Holomorphic function such that $f(\frac{1}{n})=\frac{1}{n+1}$.

Let $U$ be an open connected neighborhood of $0$ in $\Bbb{C}$ and $f$ a holomorphic function on $U$.

The exercise is to prove that if $f(\frac{1}{n})=\frac{1}{n+1}$ for all $n\ge 1$ then $f(z)=\frac{z}{z+1}$ on $U$.

So I did it using the function $g:\Bbb{C} \setminus\{-1\}\to \Bbb{C}$ such that $g(z)=\frac{z}{1+z}$ so $g$ is holomorphic on $\Bbb{C} \setminus\{-1\}$, now as $U$ is open we can find a disc $D(0,r)\subset U$ for $r$ so that $r<1$.

Therefore, using analytic continuation we have $f=g$ on $D(0,r)$.
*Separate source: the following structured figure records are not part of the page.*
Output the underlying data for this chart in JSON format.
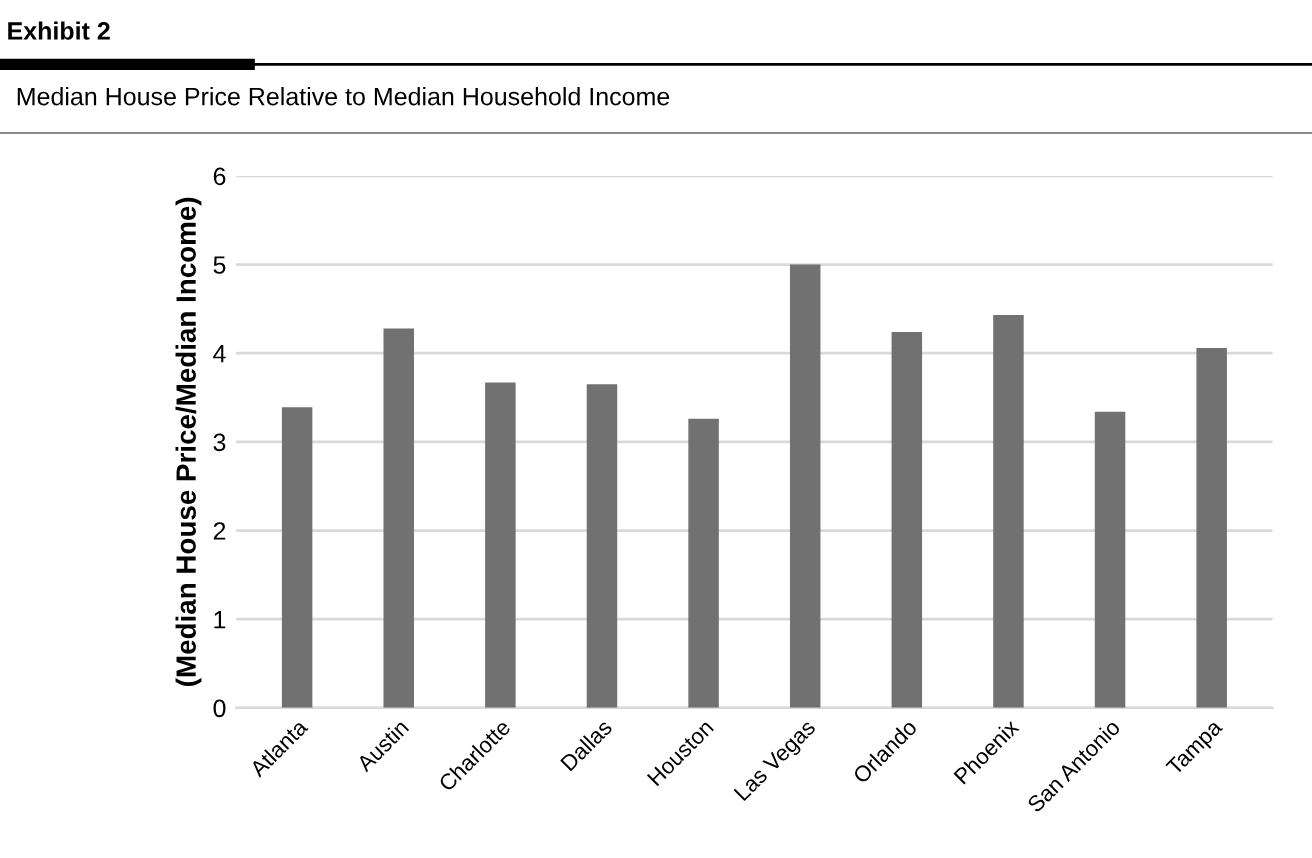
{
  "chart_data": {
    "type": "bar",
    "title": "Exhibit 2",
    "subtitle": "Median House Price Relative to Median Household Income",
    "ylabel": "(Median House Price/Median Income)",
    "categories": [
      "Atlanta",
      "Austin",
      "Charlotte",
      "Dallas",
      "Houston",
      "Las Vegas",
      "Orlando",
      "Phoenix",
      "San Antonio",
      "Tampa"
    ],
    "values": [
      3.39,
      4.28,
      3.67,
      3.65,
      3.26,
      5.0,
      4.24,
      4.43,
      3.34,
      4.06
    ],
    "color": "#717171",
    "ylim": [
      0,
      6
    ],
    "yticks": [
      0,
      1,
      2,
      3,
      4,
      5,
      6
    ],
    "grid": "y"
  }
}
My main problem is now to prove that $U\subset\Bbb{C} \setminus\{-1\}$. Perhaps, I can say that if $-1\in U$ we can find a path from $0$ to $-1$ but not sure how can I continue.

Solution 1:

Hint If you assume by contradiction that $-1 \in U$, then prove first that $f(z)=g(z)$ on $U \backslash \{-1\}$.

Then use the fact that $f$ is continuous at $-1$, and hence $$f(-1)=\lim_{z \to -1} \frac{z}{z+1}=\infty$$